Sales in nearly every single category are down year-over-year at GameStop during the quarter ending August 3, a decline that comes as the company is attempting to refocus its business, and one that company leadership attributes largely to the end of current console generations.
Overall, the company reported a GAAP net loss of $415.3 million for its second quarter, up from last year’s net loss of $24.9 million.
Global sales decreased 14.3 percent year-over-year, coming in at $1.3 billion for the quarter. Taking a category-by-category look, the retailer saw a year-over-year increase in only one sector: collectibles. Sales in that category were up 21.2 percent year-over-year, and the company notes double-digit growth both domestically and internationally.

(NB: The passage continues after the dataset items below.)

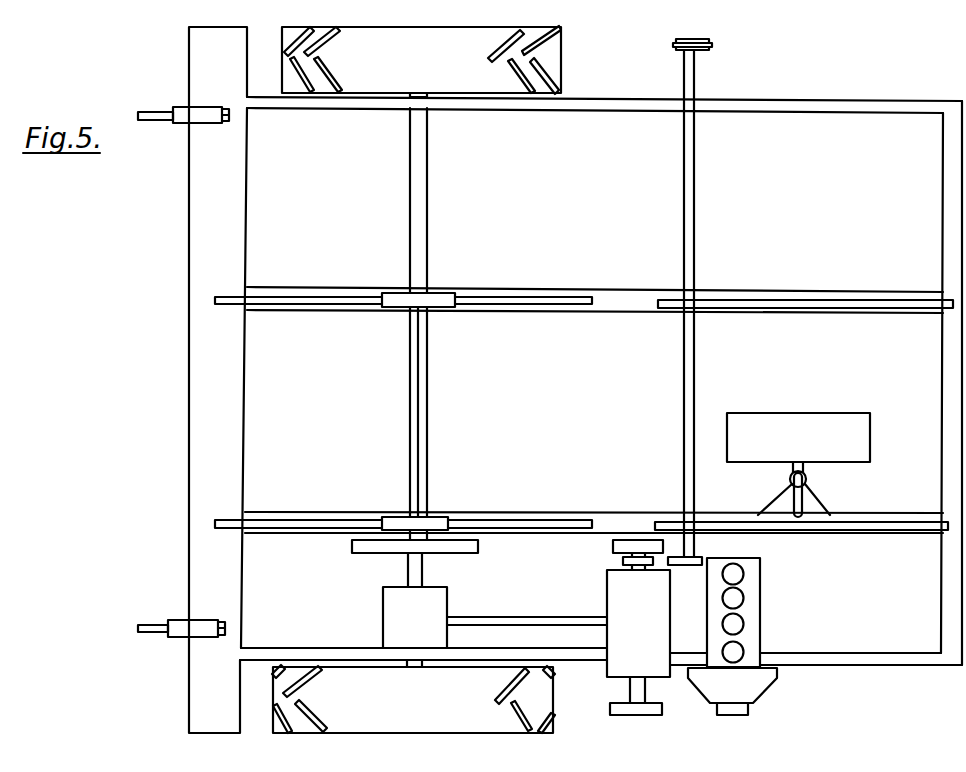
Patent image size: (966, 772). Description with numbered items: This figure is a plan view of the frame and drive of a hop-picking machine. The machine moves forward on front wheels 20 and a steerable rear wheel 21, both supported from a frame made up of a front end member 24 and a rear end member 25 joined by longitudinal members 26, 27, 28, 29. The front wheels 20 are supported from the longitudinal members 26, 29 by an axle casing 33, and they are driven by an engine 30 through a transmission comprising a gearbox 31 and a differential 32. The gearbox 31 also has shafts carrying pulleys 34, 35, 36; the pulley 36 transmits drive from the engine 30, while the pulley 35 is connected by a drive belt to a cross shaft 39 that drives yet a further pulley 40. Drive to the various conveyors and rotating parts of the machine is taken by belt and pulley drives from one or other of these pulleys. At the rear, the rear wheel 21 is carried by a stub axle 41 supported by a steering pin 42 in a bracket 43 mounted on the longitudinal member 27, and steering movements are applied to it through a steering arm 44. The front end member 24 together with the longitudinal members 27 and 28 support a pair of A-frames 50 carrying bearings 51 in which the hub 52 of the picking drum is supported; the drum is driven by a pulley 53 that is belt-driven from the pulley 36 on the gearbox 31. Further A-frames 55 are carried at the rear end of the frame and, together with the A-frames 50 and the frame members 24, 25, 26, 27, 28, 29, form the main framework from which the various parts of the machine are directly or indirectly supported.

The front wheels 20 is at (560, 66).
The steerable rear wheel 21 is at (836, 420).
The front end member 24 is at (236, 425).
The rear end member 25 is at (947, 378).
The longitudinal member 26 is at (858, 660).
The longitudinal member 27 is at (895, 512).
The longitudinal member 28 is at (862, 297).
The longitudinal member 29 is at (858, 108).
The engine 30 is at (762, 616).
The gearbox 31 is at (638, 636).
The differential 32 is at (438, 608).
The axle casing 33 is at (428, 215).
The pulley 34 is at (613, 548).
The pulley 35 is at (623, 562).
The pulley 36 is at (662, 710).
The cross shaft 39 is at (685, 358).
The pulley 40 is at (712, 42).
The stub axle 41 is at (790, 470).
The steering pin 42 is at (807, 477).
The bracket 43 is at (823, 503).
The steering arm 44 is at (805, 518).
The A-frames 50 is at (322, 297).
The bearings 51 is at (430, 295).
The hub 52 is at (416, 390).
The pulley 53 is at (478, 548).
The A-frames 55 is at (905, 300).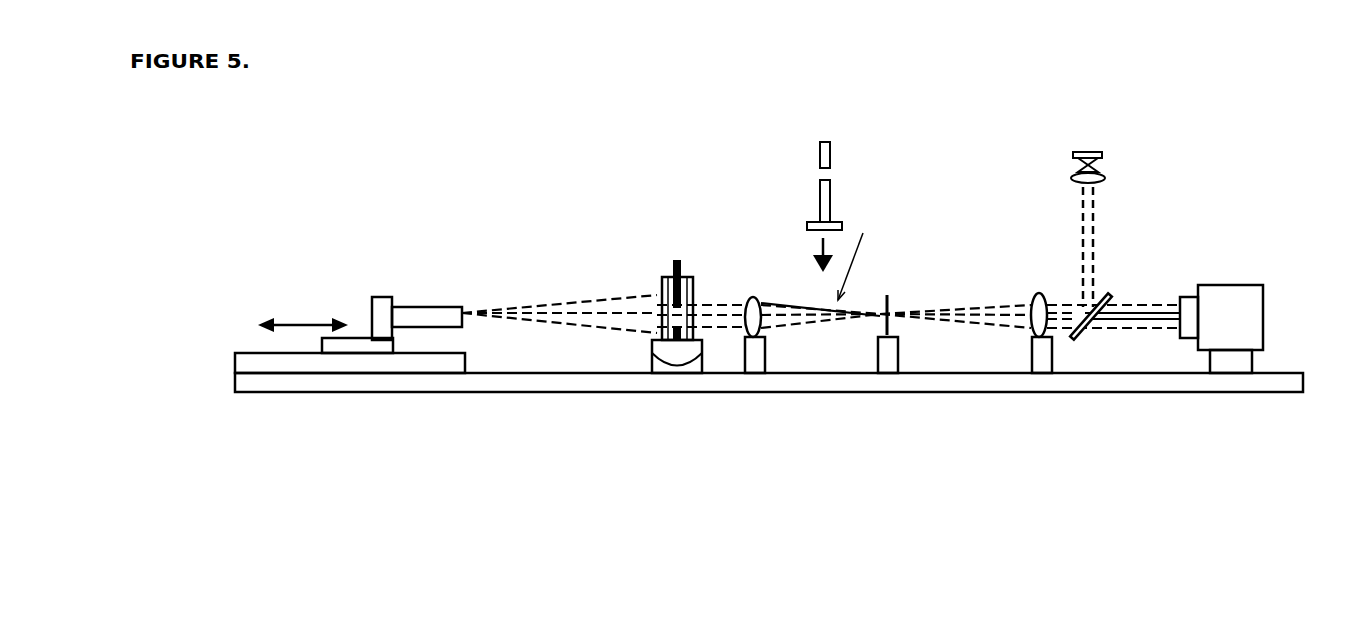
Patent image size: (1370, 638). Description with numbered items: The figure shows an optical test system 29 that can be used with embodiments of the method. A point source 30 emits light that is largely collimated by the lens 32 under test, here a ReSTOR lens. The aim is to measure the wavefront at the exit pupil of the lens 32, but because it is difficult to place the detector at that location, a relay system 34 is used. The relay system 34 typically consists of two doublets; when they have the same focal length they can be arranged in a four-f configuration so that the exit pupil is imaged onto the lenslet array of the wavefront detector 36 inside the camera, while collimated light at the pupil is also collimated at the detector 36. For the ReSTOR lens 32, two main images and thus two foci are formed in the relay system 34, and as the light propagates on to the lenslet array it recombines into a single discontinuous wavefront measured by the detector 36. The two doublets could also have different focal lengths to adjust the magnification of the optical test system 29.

The optical test system 29 is at (319, 168).
The point source 30 is at (462, 300).
The lens 32 is at (672, 260).
The relay system 34 is at (732, 370).
The wavefront detector 36 is at (1253, 312).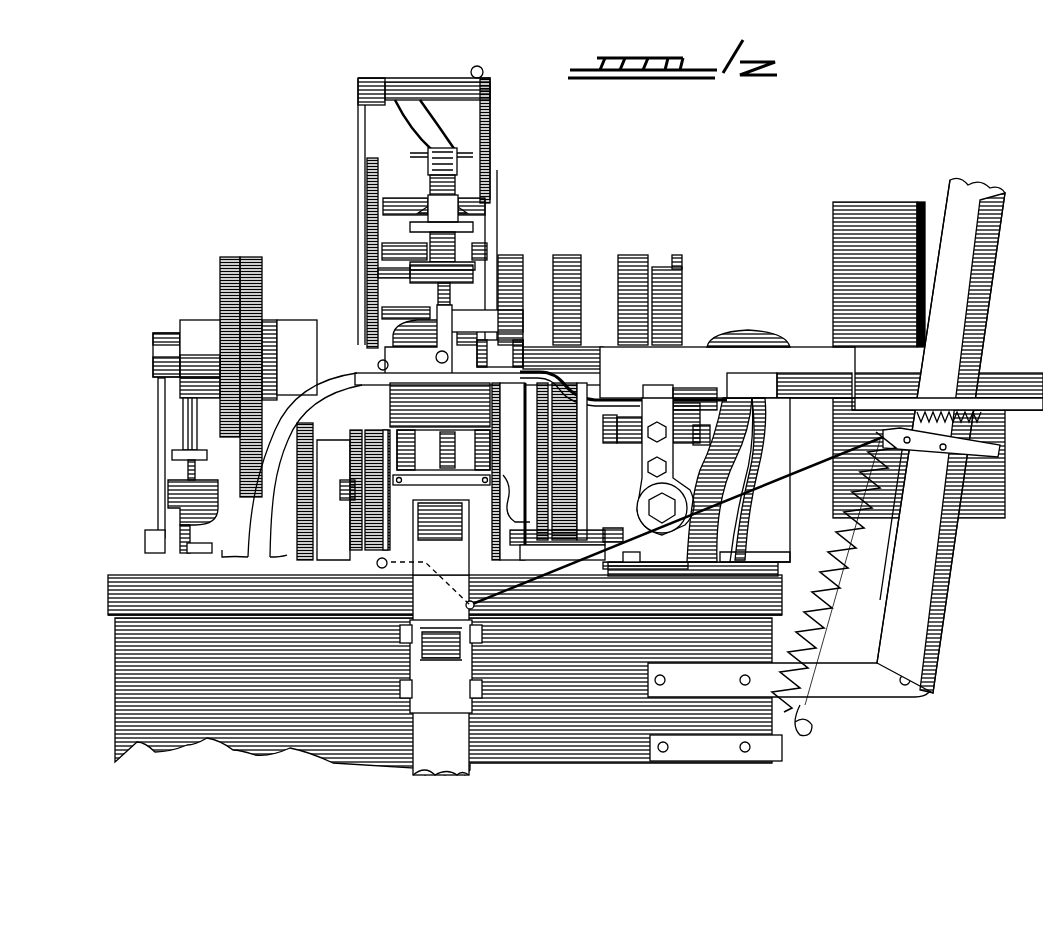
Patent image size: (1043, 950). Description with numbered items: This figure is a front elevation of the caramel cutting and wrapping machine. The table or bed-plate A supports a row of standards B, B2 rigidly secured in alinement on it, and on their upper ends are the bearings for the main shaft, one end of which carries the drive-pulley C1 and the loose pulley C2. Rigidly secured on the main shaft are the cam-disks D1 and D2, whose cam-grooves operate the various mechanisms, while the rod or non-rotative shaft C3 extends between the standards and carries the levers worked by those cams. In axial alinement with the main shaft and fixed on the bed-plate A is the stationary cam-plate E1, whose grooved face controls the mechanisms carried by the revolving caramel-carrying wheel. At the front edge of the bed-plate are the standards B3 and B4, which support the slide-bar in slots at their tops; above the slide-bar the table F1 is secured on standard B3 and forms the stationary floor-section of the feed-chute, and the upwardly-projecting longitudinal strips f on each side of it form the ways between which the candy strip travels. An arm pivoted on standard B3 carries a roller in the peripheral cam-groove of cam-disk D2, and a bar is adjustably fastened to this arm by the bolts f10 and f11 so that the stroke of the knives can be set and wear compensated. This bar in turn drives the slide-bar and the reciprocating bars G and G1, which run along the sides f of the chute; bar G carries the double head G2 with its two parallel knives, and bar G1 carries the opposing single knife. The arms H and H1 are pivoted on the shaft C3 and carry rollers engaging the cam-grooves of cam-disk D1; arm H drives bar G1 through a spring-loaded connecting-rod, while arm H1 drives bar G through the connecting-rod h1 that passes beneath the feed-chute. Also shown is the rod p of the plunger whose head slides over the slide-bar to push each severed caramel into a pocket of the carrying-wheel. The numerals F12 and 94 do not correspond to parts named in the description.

The table or bed-plate A is at (778, 593).
The standard B is at (768, 517).
The standard B2 is at (305, 333).
The standard B3 is at (720, 533).
The standard B4 is at (257, 512).
The drive-pulley C1 is at (897, 202).
The loose pulley C2 is at (937, 203).
The rod or non-rotative shaft C3 is at (599, 533).
The cam-disk D1 is at (570, 258).
The cam-disk D2 is at (682, 263).
The fixed cam-plate E1 is at (367, 217).
The table F1 is at (325, 376).
The connecting rod F12 is at (688, 510).
The reciprocating bar G is at (657, 403).
The reciprocating bar G1 is at (713, 397).
The head G2 is at (603, 390).
The arm H is at (588, 482).
The arm H1 is at (505, 480).
The longitudinal strips f is at (693, 357).
The bolt f10 is at (610, 440).
The bolt f11 is at (662, 445).
The connecting-rod h1 is at (557, 403).
The rod p is at (420, 352).
The pin 94 is at (572, 345).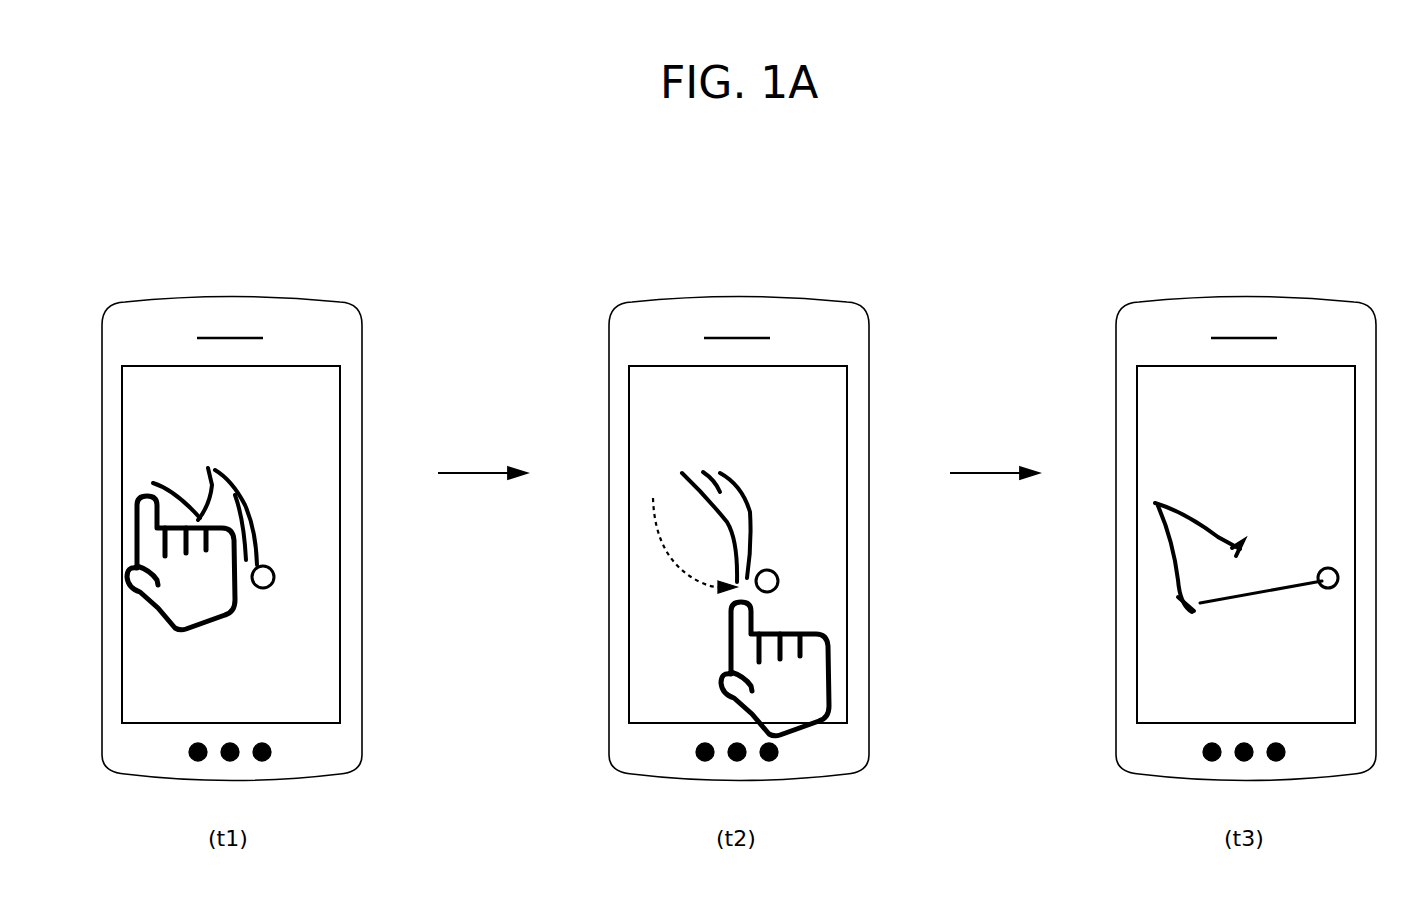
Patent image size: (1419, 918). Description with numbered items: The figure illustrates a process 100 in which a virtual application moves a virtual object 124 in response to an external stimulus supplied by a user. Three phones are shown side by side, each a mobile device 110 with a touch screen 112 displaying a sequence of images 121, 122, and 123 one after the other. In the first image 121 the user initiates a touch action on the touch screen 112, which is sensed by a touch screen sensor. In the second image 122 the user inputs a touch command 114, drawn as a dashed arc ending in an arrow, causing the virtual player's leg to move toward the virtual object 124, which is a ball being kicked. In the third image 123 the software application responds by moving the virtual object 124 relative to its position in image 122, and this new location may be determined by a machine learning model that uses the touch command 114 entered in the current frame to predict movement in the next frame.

New hardware sales are down 41.1 percent, attributed to recently announced next-gen consoles, new software sales are down 5.3 percent due to weaker title launches on non-Switch platforms, and accessories sales are down 9.5 percent overall.
Sales for pre-owned goods, including both hardware and software, is down 17.5 percent.
GameStop leads into the press release for this quarter’s results with a breakdown of its ongoing GameStop Reboot initiative and the four areas it is focusing on in an effort to boost financial performance and support the company’s long-term success. Those steps include optimizing its core business, re-angling as a “social/cultural hub for gaming”, relaunch its website and build out its digital platform, and establish better relationships with vendors.
“We are committed to acting with a sense of urgency to address the areas of the business that are critical to achieving long-term success and value creation for all our stakeholders. We will set GameStop on the correct strategic path and fully leverage our unique position and brand in the video game industry,” said GameStop CEO George Sherman in that press release.
GameStop has been in the process of attempting to work itself into a better financial position for some time. Notably during Q2, GameStop moved to consolidate ThinkGeek’s online storefront into GameStop’s existing platform, and tapped the design firm R/GA to help reboot the physical locations for its stores.
The company also recently laid off over 120 staff, including nearly half of Game Informer’s editorial force, as part of its ongoing cost cutting measures, though those layoffs occurred just weeks after the close of the second quarter.